Building Effective AI Agents

June 14, 2025

WARNING: This post is over a year old. Some of the information this contains may be outdated.

Main Summary

1. Distinguishing Between Workflows and Agents

  • Workflow: A series of predefined steps—great for clear, repeatable tasks. For example, a static prompt chain with search and summarization.
  • Agent: More autonomous—plans steps dynamically, uses tools proactively, and adapts to the environment. Ideal for open-ended, complex tasks requiring reasoning and iteration.

2. General Principle: Keep It Simple, Scale Only When Needed

Anthropic recommends:

  • Always start with the simplest solution: a single LLM call with retrieval and context injection.
  • Only upgrade to a more complex agentic system when necessary, as it tends to be slower and more expensive.
  • Avoid complex frameworks early on—many are hard to debug and can introduce unexpected issues.

3. Common Design Patterns

• Prompt Chaining

Break tasks into smaller steps, each depending on the previous step’s output.

• Routing

Classify the input, then route it to the appropriate module—useful for improving cost-efficiency and specialization.

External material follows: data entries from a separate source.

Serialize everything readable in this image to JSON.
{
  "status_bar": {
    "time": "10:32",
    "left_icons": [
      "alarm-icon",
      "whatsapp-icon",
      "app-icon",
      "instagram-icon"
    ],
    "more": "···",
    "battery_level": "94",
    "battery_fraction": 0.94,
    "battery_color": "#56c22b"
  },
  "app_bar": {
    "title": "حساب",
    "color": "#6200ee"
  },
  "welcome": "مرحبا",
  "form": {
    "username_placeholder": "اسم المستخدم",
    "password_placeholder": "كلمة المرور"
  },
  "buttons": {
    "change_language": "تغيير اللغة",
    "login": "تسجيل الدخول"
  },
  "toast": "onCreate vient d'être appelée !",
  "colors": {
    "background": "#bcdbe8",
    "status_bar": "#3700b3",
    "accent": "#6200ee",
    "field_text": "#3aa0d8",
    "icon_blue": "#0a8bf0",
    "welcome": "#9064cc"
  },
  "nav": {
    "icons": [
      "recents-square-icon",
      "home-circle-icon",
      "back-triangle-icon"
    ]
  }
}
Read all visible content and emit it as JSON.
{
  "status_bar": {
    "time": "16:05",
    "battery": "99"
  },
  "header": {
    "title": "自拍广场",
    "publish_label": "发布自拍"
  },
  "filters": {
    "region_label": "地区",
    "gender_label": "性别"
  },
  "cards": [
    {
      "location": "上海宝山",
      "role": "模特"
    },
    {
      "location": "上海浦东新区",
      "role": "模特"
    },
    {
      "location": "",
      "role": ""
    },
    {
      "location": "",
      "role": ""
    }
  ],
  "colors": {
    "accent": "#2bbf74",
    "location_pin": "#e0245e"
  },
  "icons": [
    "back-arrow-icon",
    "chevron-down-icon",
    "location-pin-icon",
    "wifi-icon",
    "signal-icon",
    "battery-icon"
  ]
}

• Parallelization & Voting

Run multiple agents or tasks in parallel, then aggregate or select the best outcome—boosts reliability.

• Orchestrator – Workers

A central “orchestrator” agent delegates subtasks to specialized “workers,” then combines the results—great for unpredictable workflows.

• Evaluator – Optimizer

One agent generates an output, another critiques or scores it, then the first iterates and improves. Useful for tasks needing high-quality refinement.

4. When to Use Agents?

Agents are most useful when:

  • The task is ambiguous, without a clear flow.
  • Planning, reasoning, or tool-use is needed.
  • You have safeguards in place (guardrails), and cost-performance tradeoffs are acceptable.

5. Core Components of Agent Systems

  1. LLM with extensions: Includes retrieval, memory, and tool-use capabilities.
  2. Well-defined tools: Each tool should be clearly documented and described for the LLM to use effectively.
  3. System prompts: Define goals, rules, and the desired behavior clearly.

Conclusion

Anthropic emphasizes:

  • Favor simplicity first—only move to agents when the task demands it.
  • Use agents only when the job is complex or open-ended.
  • Apply well-known design patterns like Prompt Chaining, Routing, Orchestration, and Optimizer loops to create robust, debuggable, and scalable agent systems.
  • Ensure tools are well-documented, guardrails are in place, and agents are properly evaluated.